Se há conflito entre lei geral e lei especial, aplica-se o disposto na lei especial nas situações nela previstas. O entendimento foi usado pelo ministro Celso de Mello, do Supremo Tribunal Federal, para confirmar que advogado acusado criminalmente tem direito de ficar preso em sala de Estado-Maior ou, na ausência dela, prisão domiciliar, até o trânsito em julgado da sentença condenatória.
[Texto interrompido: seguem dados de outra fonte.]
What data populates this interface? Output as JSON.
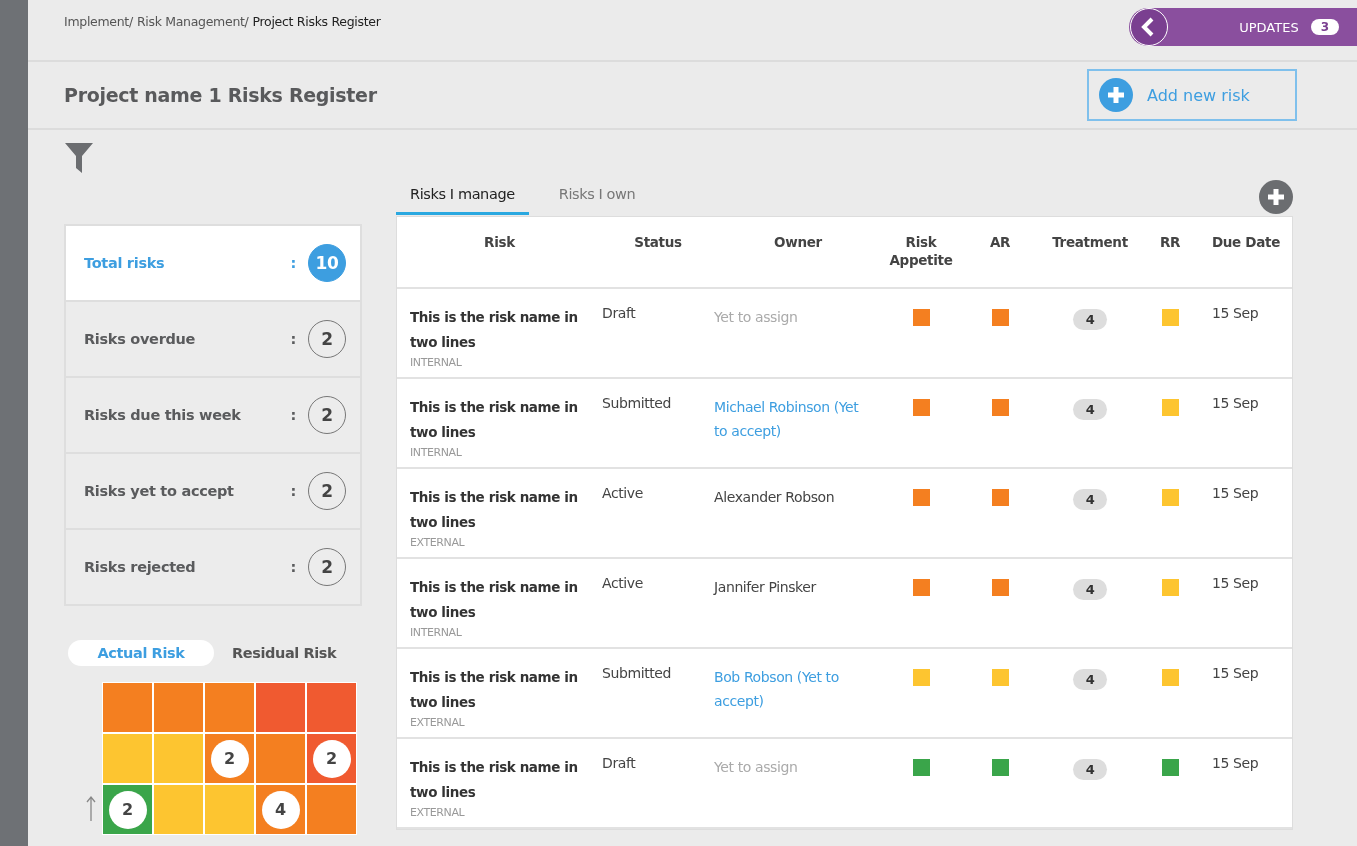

O ministro explicou que sala de Estado-Maior não se confunde com prisão especial porque a Lei 10.258/2001, que alterou o artigo 295 do Código de Processo Penal para disciplinar esse tipo de prisão, não se aplica para os advogados. Neste caso, a lei incidente é o Estatuto da Advocacia (Lei 8.906/94), que é a lei especial.

Celso de Mello acolheu o pedido de Medida Cautelar em Reclamação em favor de uma advogada acusada de tráfico de drogas. A mesma solicitação já tinha sido negada pelo Tribunal de Justiça de Minas Gerais, que afirmou não haver no estado sala de Estado-Maior, logo, o pedido não poderia ser deferido. A decisão foi mantida pelo Superior Tribunal de Justiça, que considerou não haver “plausibilidade jurídica do pedido”.
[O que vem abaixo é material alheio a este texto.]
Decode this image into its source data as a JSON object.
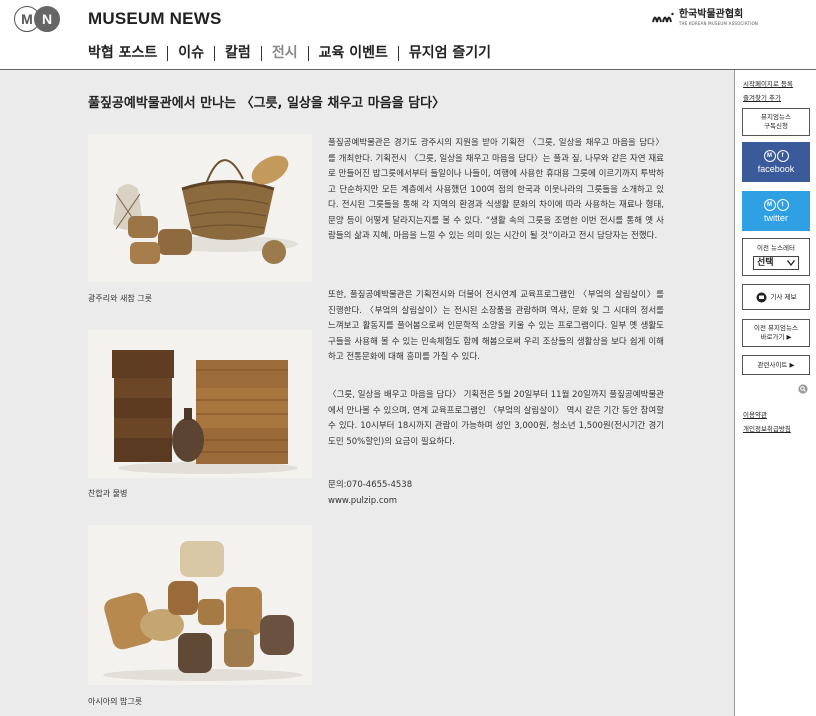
{
  "header": {
    "logo_letters": [
      "M",
      "N"
    ],
    "brand": "MUSEUM NEWS",
    "association": {
      "mark": "kma",
      "name_ko": "한국박물관협회",
      "name_en": "THE KOREAN MUSEUM ASSOCIATION"
    },
    "nav": [
      {
        "label": "박협 포스트",
        "active": false
      },
      {
        "label": "이슈",
        "active": false
      },
      {
        "label": "칼럼",
        "active": false
      },
      {
        "label": "전시",
        "active": true
      },
      {
        "label": "교육 이벤트",
        "active": false
      },
      {
        "label": "뮤지엄 즐기기",
        "active": false
      }
    ]
  },
  "article": {
    "title": "풀짚공예박물관에서 만나는 〈그릇, 일상을 채우고 마음을 담다〉",
    "images": [
      {
        "caption": "광주리와 새참 그릇"
      },
      {
        "caption": "찬합과 물병"
      },
      {
        "caption": "아시아의 밥그릇"
      }
    ],
    "paragraphs": [
      "풀짚공예박물관은 경기도 광주시의 지원을 받아 기획전 〈그릇, 일상을 채우고 마음을 담다〉를 개최한다. 기획전시 〈그릇, 일상을 채우고 마음을 담다〉는 풀과 짚, 나무와 같은 자연 재료로 만들어진 밥그릇에서부터 들일이나 나들이, 여행에 사용한 휴대용 그릇에 이르기까지 투박하고 단순하지만 모든 계층에서 사용했던 100여 점의 한국과 이웃나라의 그릇들을 소개하고 있다. 전시된 그릇들을 통해 각 지역의 환경과 식생활 문화의 차이에 따라 사용하는 재료나 형태, 문양 등이 어떻게 달라지는지를 볼 수 있다. “생활 속의 그릇을 조명한 이번 전시를 통해 옛 사람들의 삶과 지혜, 마음을 느낄 수 있는 의미 있는 시간이 될 것”이라고 전시 담당자는 전했다.",
      "또한, 풀짚공예박물관은 기획전시와 더불어 전시연계 교육프로그램인 〈부엌의 살림살이〉를 진행한다. 〈부엌의 살림살이〉는 전시된 소장품을 관람하며 역사, 문화 및 그 시대의 정서를 느껴보고 활동지를 풀어봄으로써 인문학적 소양을 키울 수 있는 프로그램이다. 일부 옛 생활도구들을 사용해 볼 수 있는 민속체험도 함께 해봄으로써 우리 조상들의 생활상을 보다 쉽게 이해하고 전통문화에 대해 흥미를 가질 수 있다.",
      "〈그릇, 일상을 배우고 마음을 담다〉 기획전은 5월 20일부터 11월 20일까지 풀짚공예박물관에서 만나볼 수 있으며, 연계 교육프로그램인 〈부엌의 살림살이〉 역시 같은 기간 동안 참여할 수 있다. 10시부터 18시까지 관람이 가능하며 성인 3,000원, 청소년 1,500원(전시기간 경기도민 50%할인)의 요금이 필요하다.",
      "문의:070-4655-4538",
      "www.pulzip.com"
    ]
  },
  "sidebar": {
    "bookmark_line1": "시작페이지로 등록",
    "bookmark_line2": "즐겨찾기 추가",
    "subscribe_line1": "뮤지엄뉴스",
    "subscribe_line2": "구독신청",
    "facebook_label": "facebook",
    "twitter_label": "twitter",
    "prev_newsletter": "이전 뉴스레터",
    "select_value": "선택",
    "report_label": "기사 제보",
    "prev_museum_line1": "이전 뮤지엄뉴스",
    "prev_museum_line2": "바로가기 ▶",
    "related_sites": "관련사이트 ▶",
    "terms": "이용약관",
    "privacy": "개인정보취급방침"
  },
  "colors": {
    "facebook": "#3b5a9a",
    "twitter": "#2fa0e4",
    "content_bg": "#ebebeb",
    "nav_active": "#888888"
  }
}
No STF, o argumento da advogada foi de que o STJ não respeitou a decisão do Supremo no julgamento da Ação Direta de Inconstitucionalidade 1.127. Na ocasião, os ministros consideraram constitucional o artigo 7º, inciso V do Estatuto da Advocacia. A regra determina ser direito do advogado “não ser recolhido preso, antes de sentença transitada em julgado, senão em sala de Estado Maior, com instalações e comodidades condignas, e, na sua falta, em prisão domiciliar”.

Celso de Mello acolheu o argumento e repetiu entendimento que já consolidado no STF. Segundo o ministro, o Supremo “ao proceder ao exame comparativo entre a Lei 10.258/2001 e a Lei 8.906/94, reconheceu a existência de uma típica situação configuradora de antinomia em sentido próprio, eminentemente solúvel, porque superável mediante utilização, na espécie, do critério da especialidade, cuja incidência, no caso, tem a virtude de viabilizar a preservação da essencial coerência, integridade e unidade sistêmica do ordenamento positivo”.

“Essa orientação tem sido observada no âmbito desta Suprema Corte”, assinalou o ministro. Celso de Mello garantiu para a advogada o direito de ficar em prisão domiciliar, já que o TJ afirmou inexistir sala de Estado-Maior em Minas.

Leia a decisão

MED. CAUT. EM RECLAMAÇÃO 6.158-2 MINAS GERAIS

RELATOR: MIN. CELSO DE MELLO

RECLAMANTE(S): ELIANE DOS SANTOS SOUZA OU ELIANE DOS SANTOS DE SOUZA

ADVOGADO(A/S): ADRIANO FERREIRA DO AMARAL E OUTRO(A/S)

RECLAMADO(A/S): RELATOR DO HABEAS CORPUS Nº 106.782 DO SUPERIOR TRIBUNAL DE JUSTIÇA

DECISÃO: Sustenta-se, na presente sede reclamatória, que o E. Superior Tribunal de Justiça, ao indeferir pedido de medida cautelar deduzido pela ora reclamante, transgrediu a autoridade da decisão que o Supremo Tribunal Federal proferiu no julgamento da ADI 1.127/DF, no qual reconheceu a plena validade constitucional do art. 7º, inciso V, “in fine”, da Lei nº 8.906/94.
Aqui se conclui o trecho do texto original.